Under the cover of darkness, the rooftops made a better home than the streets. Thieves like him weren’t the only ones who prowled Orrad after dark. He’d watched a pair of roughs for the better part of an hour as they stalked around corners and between buildings. Anywhere they served alcohol, there were easy targets, and the pair had circled the inn Tahl perched on for a good amount of time.

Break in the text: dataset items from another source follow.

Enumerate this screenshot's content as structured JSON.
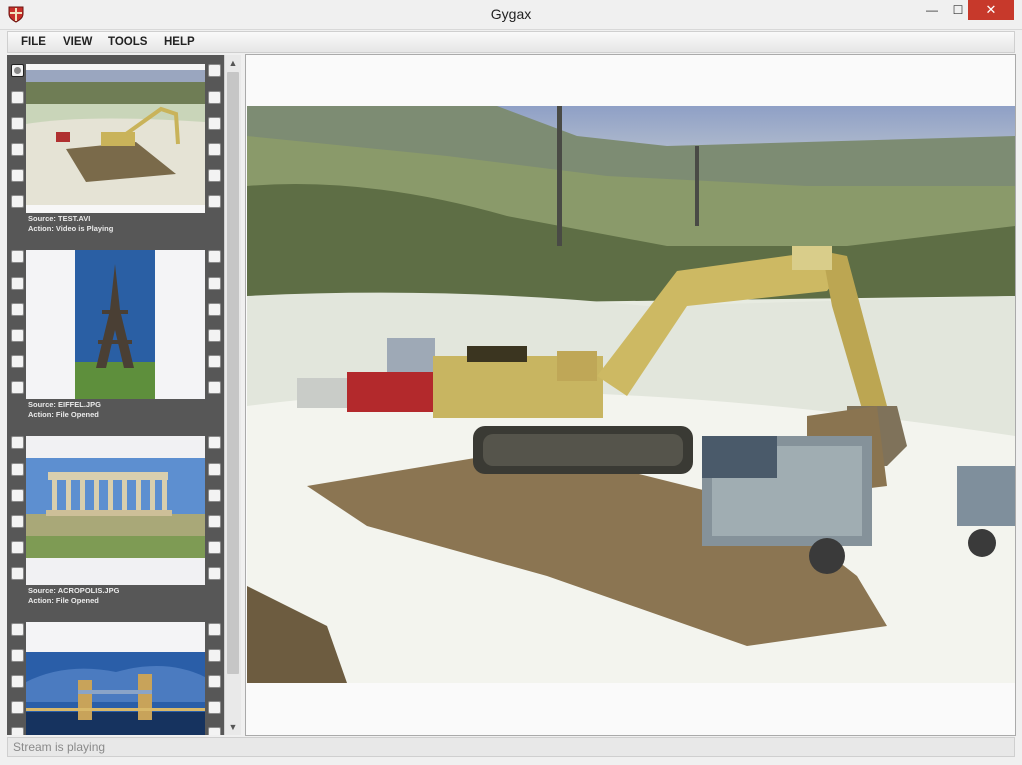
{
  "window": {
    "title": "Gygax",
    "minimize_glyph": "—",
    "maximize_glyph": "☐",
    "close_glyph": "✕"
  },
  "menu": {
    "items": [
      "FILE",
      "VIEW",
      "TOOLS",
      "HELP"
    ]
  },
  "filmstrip": {
    "frames": [
      {
        "source": "Source: TEST.AVI",
        "action": "Action: Video is Playing",
        "subject": "excavator-video-thumbnail",
        "selected": true
      },
      {
        "source": "Source: EIFFEL.JPG",
        "action": "Action: File Opened",
        "subject": "eiffel-tower-thumbnail",
        "selected": false
      },
      {
        "source": "Source: ACROPOLIS.JPG",
        "action": "Action: File Opened",
        "subject": "acropolis-thumbnail",
        "selected": false
      },
      {
        "source": "",
        "action": "",
        "subject": "tower-bridge-thumbnail",
        "selected": false
      }
    ],
    "scroll_up_glyph": "▲",
    "scroll_down_glyph": "▼"
  },
  "viewer": {
    "content": "excavator-video-frame"
  },
  "status": {
    "text": "Stream is playing"
  },
  "colors": {
    "close_button": "#c7392b",
    "film_background": "#575757",
    "caption_text": "#eaeaea",
    "status_text": "#8a8a8a"
  }
}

There was a certain amount of predictability in the way those sort of muggers worked. They disguised themselves with a comrade and made conversation as they walked, moving in patterns that suggested they roamed between the taverns and inns in search of more drink. They rarely took a drop themselves, instead focused on tracking when patrons entered and predicting when they would leave.
The people they targeted bore patterns, too. They favored the working class over nobles; a less wealthy quarry, but less dangerous, too. Few who challenged nobles escaped the guard, which made Tahl’s interaction with Lord Eseri all the more interesting. The brutes also preyed on people of smaller stature, which worked endlessly in Tahl’s favor.
His marks rounded the corner and disappeared on the last round of their patrol, and Tahl slid from the inn’s roof to its yard. He always landed in the back; it was softer there, dirt instead of cobbles, and it gave him time to rehearse. A trough stood out back for horses and burden beasts, the water ice-cold. Scrubbing his face with it always added just the right amount of red to his complexion to make him look soused, and the wet dribbles down the front of his shirt from where the water ran off his chin never hurt. He untucked his shirt just so and unfastened a button on his trousers, then staggered toward the front of the inn with a hand on his belt.
Just as his feet reached the street, his marks rounded the corner on their return. Tahl pretended he didn’t see them, pausing at the corner to hitch his belt tighter.
“Oi,” one of the brutes called, his voice thick with feigned intoxication. “Necessary out back?”
Tahl sniffed loudly. “There’s a stable,” he slurred, “and that’s good enough.”
The man slapped his comrade’s chest and motioned toward the back as if to suggest they go.
“Just watch the mule,” Tahl said as they approached. “He’s not so mindful of his feet.”
They spun and surged toward him.
Predictable.
Tahl dropped to the ground and swept their feet out from under them with one leg. A flick of his hands slid his knives out from the sheaths strapped to his forearms and into his hands.
Groaning, one of the men rolled onto his stomach and pushed himself to his hands and knees. Tahl darted forward and caught him with a kick to the stomach, and he sprawled again.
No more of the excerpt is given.